In the end it turns out that Nilanjala was basically right, although Darryl (and most of the church’s acolytes) had absolutely no idea. While they thought they were using metaphors to praise an unknowable god, it turned out they were talking very literally about a giant monster that lives underground and surfaces every now and then to eat people.
But Nilanjala and her lab aren’t entirely blameless either. Nilanjala’s boss, Carlos, has invented a machine that he thinks will help him predict future devourings, but it turns out the machine attracts the giant devouring monster. But Carlos is so obsessed with facts and measurements and finding the truth that he can’t see what he’s doing, even after Nilanjala explains it to him.
As someone who has struggled with the logical vs. the spiritual for most of my life, I really enjoyed this book (also because it’s another refreshing work from Welcome to Night Vale).
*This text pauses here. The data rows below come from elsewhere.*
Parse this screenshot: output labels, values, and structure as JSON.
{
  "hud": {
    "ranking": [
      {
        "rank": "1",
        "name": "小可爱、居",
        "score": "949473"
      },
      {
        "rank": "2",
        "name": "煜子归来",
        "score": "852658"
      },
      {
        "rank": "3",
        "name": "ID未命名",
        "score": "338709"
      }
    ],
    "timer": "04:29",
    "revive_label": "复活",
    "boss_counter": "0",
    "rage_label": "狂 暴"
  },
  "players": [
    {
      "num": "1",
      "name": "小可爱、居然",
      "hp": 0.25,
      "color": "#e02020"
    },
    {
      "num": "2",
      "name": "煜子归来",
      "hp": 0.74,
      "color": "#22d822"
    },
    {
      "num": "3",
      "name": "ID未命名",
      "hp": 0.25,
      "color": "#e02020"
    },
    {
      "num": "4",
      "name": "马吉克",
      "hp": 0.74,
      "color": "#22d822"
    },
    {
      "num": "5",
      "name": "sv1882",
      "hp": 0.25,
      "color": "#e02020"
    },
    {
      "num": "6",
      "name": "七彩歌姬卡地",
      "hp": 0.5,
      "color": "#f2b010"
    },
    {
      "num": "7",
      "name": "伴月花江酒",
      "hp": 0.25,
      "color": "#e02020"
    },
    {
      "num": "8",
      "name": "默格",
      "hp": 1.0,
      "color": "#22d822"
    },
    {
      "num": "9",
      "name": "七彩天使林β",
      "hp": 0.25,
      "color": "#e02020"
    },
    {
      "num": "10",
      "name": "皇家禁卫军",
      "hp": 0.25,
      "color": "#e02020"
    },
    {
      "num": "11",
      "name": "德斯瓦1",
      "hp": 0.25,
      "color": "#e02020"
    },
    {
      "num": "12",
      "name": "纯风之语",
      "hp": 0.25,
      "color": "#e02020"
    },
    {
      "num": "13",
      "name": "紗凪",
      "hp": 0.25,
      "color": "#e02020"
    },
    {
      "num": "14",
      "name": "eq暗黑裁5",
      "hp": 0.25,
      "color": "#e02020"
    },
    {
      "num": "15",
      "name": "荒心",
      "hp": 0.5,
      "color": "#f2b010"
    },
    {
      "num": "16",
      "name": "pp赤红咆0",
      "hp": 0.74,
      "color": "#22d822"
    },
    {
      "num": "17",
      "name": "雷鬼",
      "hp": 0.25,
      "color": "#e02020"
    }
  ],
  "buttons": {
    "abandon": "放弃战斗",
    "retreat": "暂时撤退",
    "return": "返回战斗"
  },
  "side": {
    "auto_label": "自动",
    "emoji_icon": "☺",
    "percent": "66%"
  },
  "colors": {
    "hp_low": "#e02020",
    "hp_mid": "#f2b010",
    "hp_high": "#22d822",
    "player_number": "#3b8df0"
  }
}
I also appreciated that Nilanjala and Darryl don’t live happily ever after. They do manage to overcome their ideological differences and stay together for a while, but there’s a kind of epilogue that explains that, after dating for some months, they just kind of drift apart and I appreciated the inclusion of that kind of realism into a book that doesn’t normally bother itself with any kind of realism.
What did you read/listen to this week? Any other sequels that lived up to the expectations you had for them?